UN Special Rapporteur, Ms. Giammarinaro said she was in Nigeria and in Edo State to assess the incidence of human trafficking and irregular migration and report back to the UN Human Rights Council and the General Assembly, with recommendation.
Giammarinaro noted that the important aspect of her mandate is to drum support for significant improvement of international collaboration in the areas of investigation, prosecution of traffickers; protection and promotion of rights; survival of victims of human trafficking as well as persons vulnerable to the scourge.
She said the UN is aware of the plight of Nigerians who travel through Libya and are subjected to all forms of exploitation, adding, “We have to act in the area of prevention and give youth hope of a bright future.”

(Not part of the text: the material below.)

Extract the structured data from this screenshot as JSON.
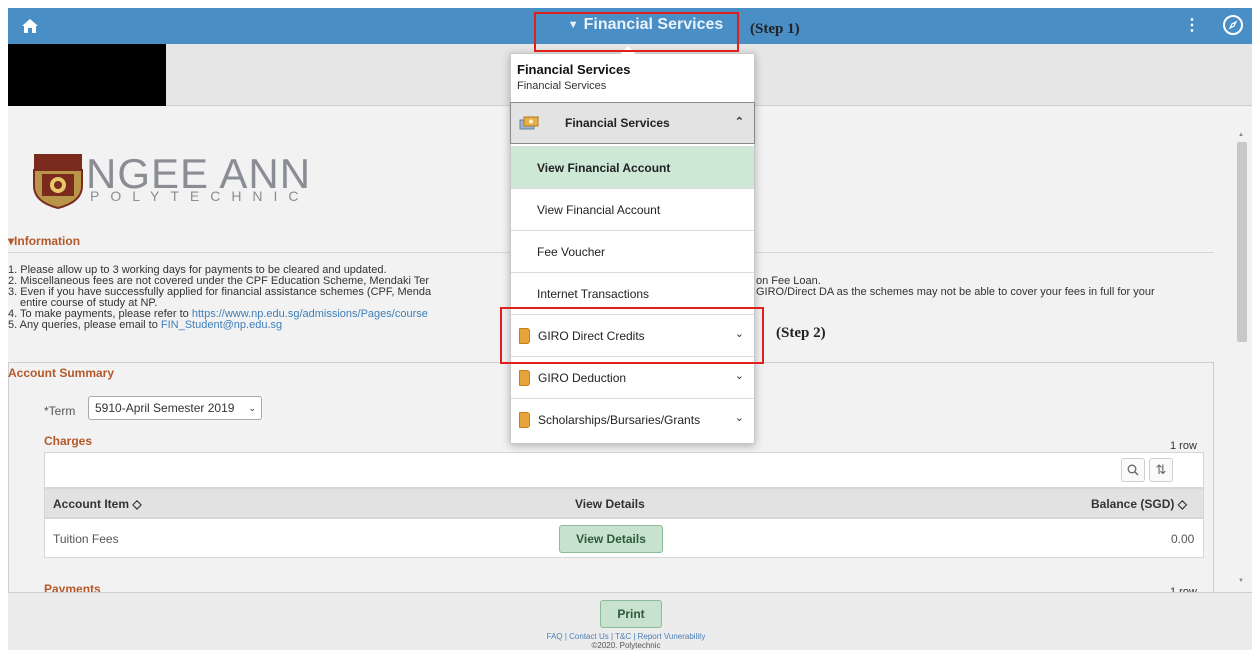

Commissioner for Justice and Attorney General of the state, who also doubles as chairperson, Edo State Taskforce Against Human Trafficking, Prof. Yinka Omorogbe, explained that the taskforce which is over a year old, has received 35 batches of returnees with 4,000 persons since it commenced work.
Prof. Omorogbe said the taskforce has continued to sustain advocacy and sensitisation through which the taskforce intends to drastically curb or eradicate the scourge.
She explained that the collaboration between the Oba of Benin and the state government has helped tremendously to check the scourge.
The Attorney General listed some of the challenges faced by the taskforce as “logistics and capacity, weak institutions as well as insufficient international assistance and collaboration” amongst others.